The value of any book is down to how much there is to learn from reading it, and as a reader who has lost a lot of my taste for academic writing, I still picked up a lot of interesting tidbits from The Many Lives of The Twilight Zone, such as the existences of the gloriously bad Encounter with the Unknown (which I watched just last night to get a better handle on this book and don't regret at all despite its absolute terrible-ness) and the stage productions. I was pleasantly surprised by a couple of more personal essays by writers who actually worked on the eighties edition of The Twilight Zone. An essay on Serling's handling of the nuclear age revealed how invested many of his viewers were in this topic and how they felt he had a responsibility to address it on his show.
As for the central academic purpose of this book, I can't say that most of the essays made me see The Twilight Zone in a new way, but most were fairly interesting despite some flaws.
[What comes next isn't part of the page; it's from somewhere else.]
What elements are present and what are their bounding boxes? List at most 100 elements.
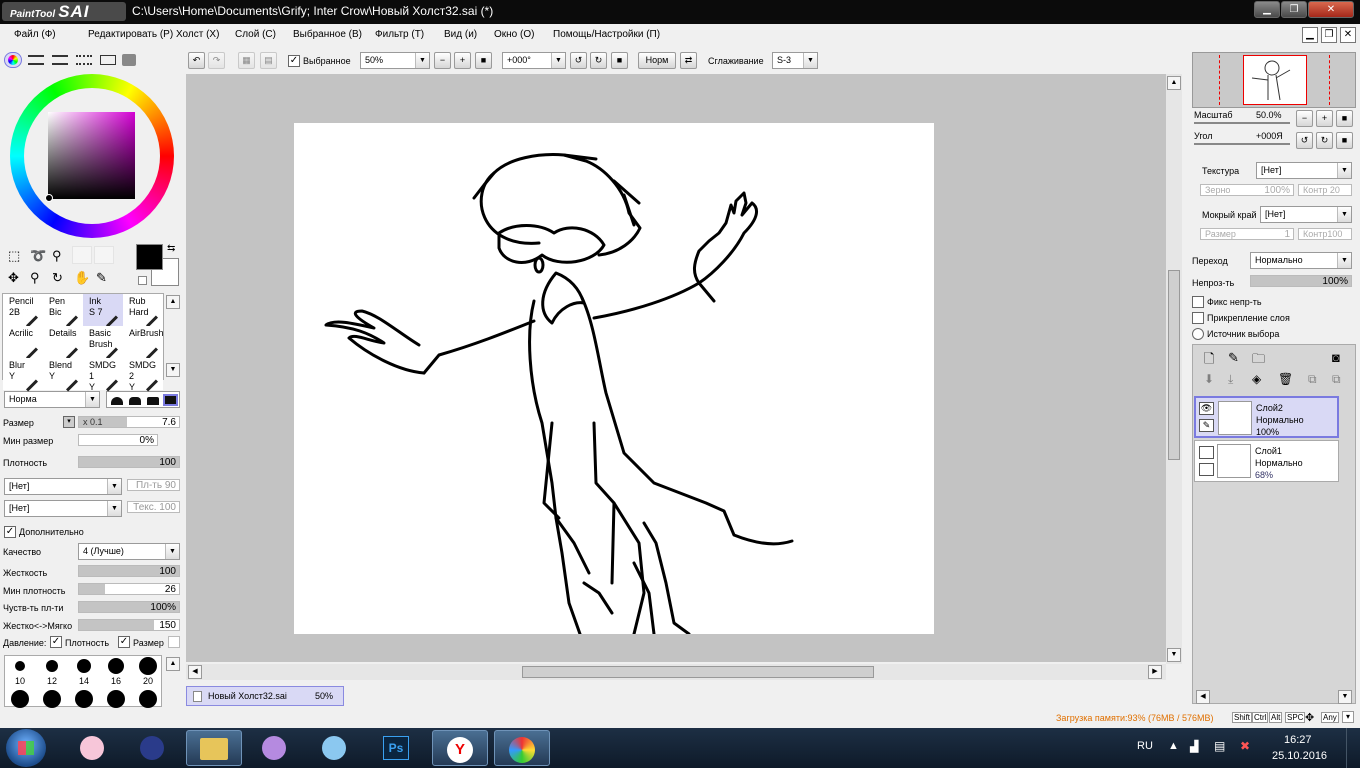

A piece on the series' rhetoric spends so much time defining terms (What is science fiction? What is rhetoric? etc.) that it doesn't leave much room to discuss The Twilight Zone, and when it does, it ignores the obvious--The Twilight Zone is rhetorical because most episodes argue a very clear position against the evils of conformity, bigotry, dehumanization, etc.--and instead argues that it's mainly rhetorical because each episode asks "What if?" Which, you know, is true of every piece of fiction ever written. An essay examining the series as a horror text selects the odd, not very horrific episode "Stopover in a Quiet Town" as its main reference point instead of a genuinely scary episode like "Living Doll" or "The Dummy". An essay that ostensibly compares the TV and film versions of "It's a Good Life" is too short and doesn't actually provide much direct comparison. One comparing the original series to Jordan Peele's not only reads like a parody of wordy academic writing but rambles (there's a two-page tangent about the influence of The Godfather on The Sopranos for some reason), contradicts itself (the writer states his aim to not write a critical essay--before spending the bulk of its criticizing Peele's show), and has a general self-congratulatory tone that it does not earn. Plus, there are just way too many analyses of "The Shelter", a fairly middling episode that covers a lot of the same ground as the superior "The Monsters Are Due on Maple Street".
Valerie L. Guyant's opening essay, however, does a nice job of arguing that the original Twilight Zone was more progressive than any version that followed it. Kevin Bolinger's shines a light on how regularly artificial intelligence played a role in the zone, while Alexander E. Hooke does the same for Serling's ambivalence toward humanism, and Melissa A. Kaufler's does it for Richard Matheson's contributions to the original series' excellence. I also found co-editor Wetmore's piece on how the fatal disaster on the set of Twilight Zone: The Movie colored reactions to the film fascinating. In other words, much like the The Twilight Zone itself, The Many Lives of The Twilight Zone is a mixed bag.